L'ONU interroge le Pérou pour violation des droits de Parc National Cordillera Azul

Publié le 9 Mai 2023

Servindi, 4 mai 2023.- Une lettre à l'État péruvien a été envoyée par le Comité pour l'élimination de la discrimination raciale des Nations Unies (CERD) demandant des informations sur la rectification des effets sur les droits des autochtones par le Parc national de la Cordillère Azul (PNCAZ ) et son projet REDD+.

La communication officielle envoyée le 28 avril a été traitée dans le cadre de sa procédure d'alerte rapide et d'action urgente, concernant les effets sur les droits de l'homme et les territoires du peuple Kichwa et d'autres peuples autochtones.

La lettre du CERD fait suite à une pétition officielle soumise par des organisations du peuple kichwa avant la 107e session du CERD, qui a eu lieu en août 2022 à Genève.

Dans ce document, ils ont demandé au CERD une action urgente pour exhorter l'État péruvien à prendre des mesures immédiates contre le projet de conservation d'exclusion qui est en cours dans le PNCAZ tournant le dos aux droits du peuple Kichwa.

Le Parc National de la Cordillère Azul (PNCAZ) et son projet REDD+ sont internationalement connus pour avoir vendu des dizaines de millions de dollars de crédits carbone à de grandes entreprises sans consulter les communautés Kichwa sur les territoires desquelles il est développé. 

Les organisations à l'origine de la pétition sont le Conseil Ethnique des Peuples Kichwa d'Amazonie (CEPKA), la Fédération des Peuples Indigènes Kechwa Chazuta d'Amazonie (FEPIKECHA) et la Fédération des Peuples Indigènes Kichwa de Bajo Huallaga San Martín de la Région de San Martín (FEPIKBHSAM ).
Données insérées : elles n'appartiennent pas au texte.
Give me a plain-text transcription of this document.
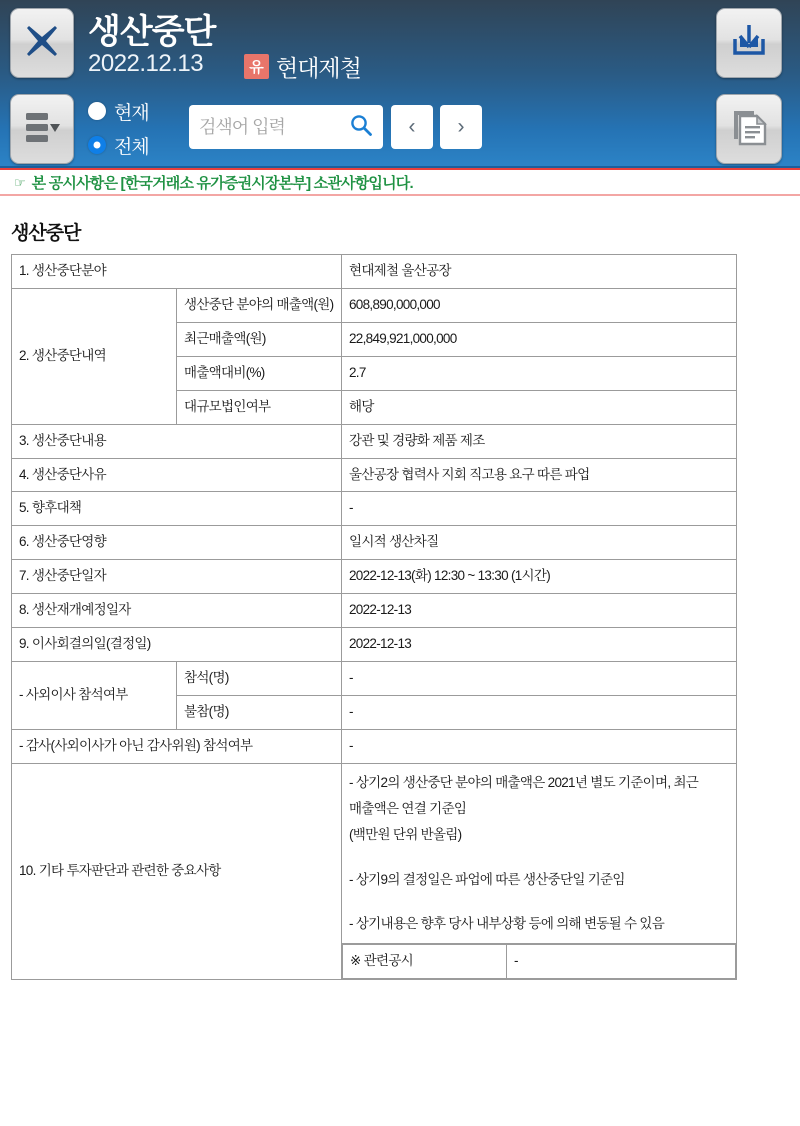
생산중단
2022.12.13	유 현대제철
현재
전체
검색어 입력
‹	›
☞ 본 공시사항은 [한국거래소 유가증권시장본부] 소관사항입니다.
생산중단
1. 생산중단분야	현대제철 울산공장
2. 생산중단내역	생산중단 분야의 매출액(원)	608,890,000,000
최근매출액(원)	22,849,921,000,000
매출액대비(%)	2.7
대규모법인여부	해당
3. 생산중단내용	강관 및 경량화 제품 제조
4. 생산중단사유	울산공장 협력사 지회 직고용 요구 따른 파업
5. 향후대책	-
6. 생산중단영향	일시적 생산차질
7. 생산중단일자	2022-12-13(화) 12:30 ~ 13:30 (1시간)
8. 생산재개예정일자	2022-12-13
9. 이사회결의일(결정일)	2022-12-13
- 사외이사 참석여부	참석(명)	-
불참(명)	-
- 감사(사외이사가 아닌 감사위원) 참석여부	-
10. 기타 투자판단과 관련한 중요사항	
- 상기2의 생산중단 분야의 매출액은 2021년 별도 기준이며, 최근 매출액은 연결 기준임
(백만원 단위 반올림)
- 상기9의 결정일은 파업에 따른 생산중단일 기준임
- 상기내용은 향후 당사 내부상황 등에 의해 변동될 수 있음

※ 관련공시	-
Tous ensemble avec le Coordonnateur pour le développement et la défense des peuples indigènes de la région de San Martín (CODEPISAM), une organisation régionale de l'Association nationale interethnique pour le développement de la selva péruvienne (AIDESEP).

L'ensemble des demandes d'informations formulées par le CERD a pour date limite de réponse le 21 juillet 2023.
 

Demandes du CERD

Le CERD demande à l'État péruvien des informations jusqu'au 21 juillet 2023, sur les aspects suivants :

a) Les mesures adoptées pour évaluer l'impact social et environnemental de la création du Parc National de la Cordillère Azul et du Projet REDD+ sur les communautés des peuples autochtones Kichwa et Kakataibo affectés ;

b) Les mesures concrètes adoptées pour protéger la survie physique et culturelle du peuple Kakataibo en isolement volontaire ;

c) Les mécanismes mis en place pour garantir que les peuples autochtones dont les territoires et les ressources naturelles ont été ou pourraient être affectés par la création du Parc et la mise en œuvre du projet REDD+ sont dûment consultés en vue d'obtenir leur consentement libre, préalable et éclairé ;

d) Les mesures spécifiques adoptées pour protéger les formes traditionnelles de vie et de subsistance, ainsi que la valeur ancestrale et culturelle des territoires indigènes affectés par le Parc National de la Cordillère Azul ;

e) Les mesures adoptées pour garantir la participation effective des peuples autochtones affectés à la gestion et à la mise en œuvre du projet REDD+ et définir leur participation aux bénéfices qui en sont tirés ;

f) Des mesures pour prévenir et enquêter sur les actes de harcèlement, d'intimidation, de représailles et de violence contre les dirigeants et les défenseurs des droits des peuples autochtones Kichwa.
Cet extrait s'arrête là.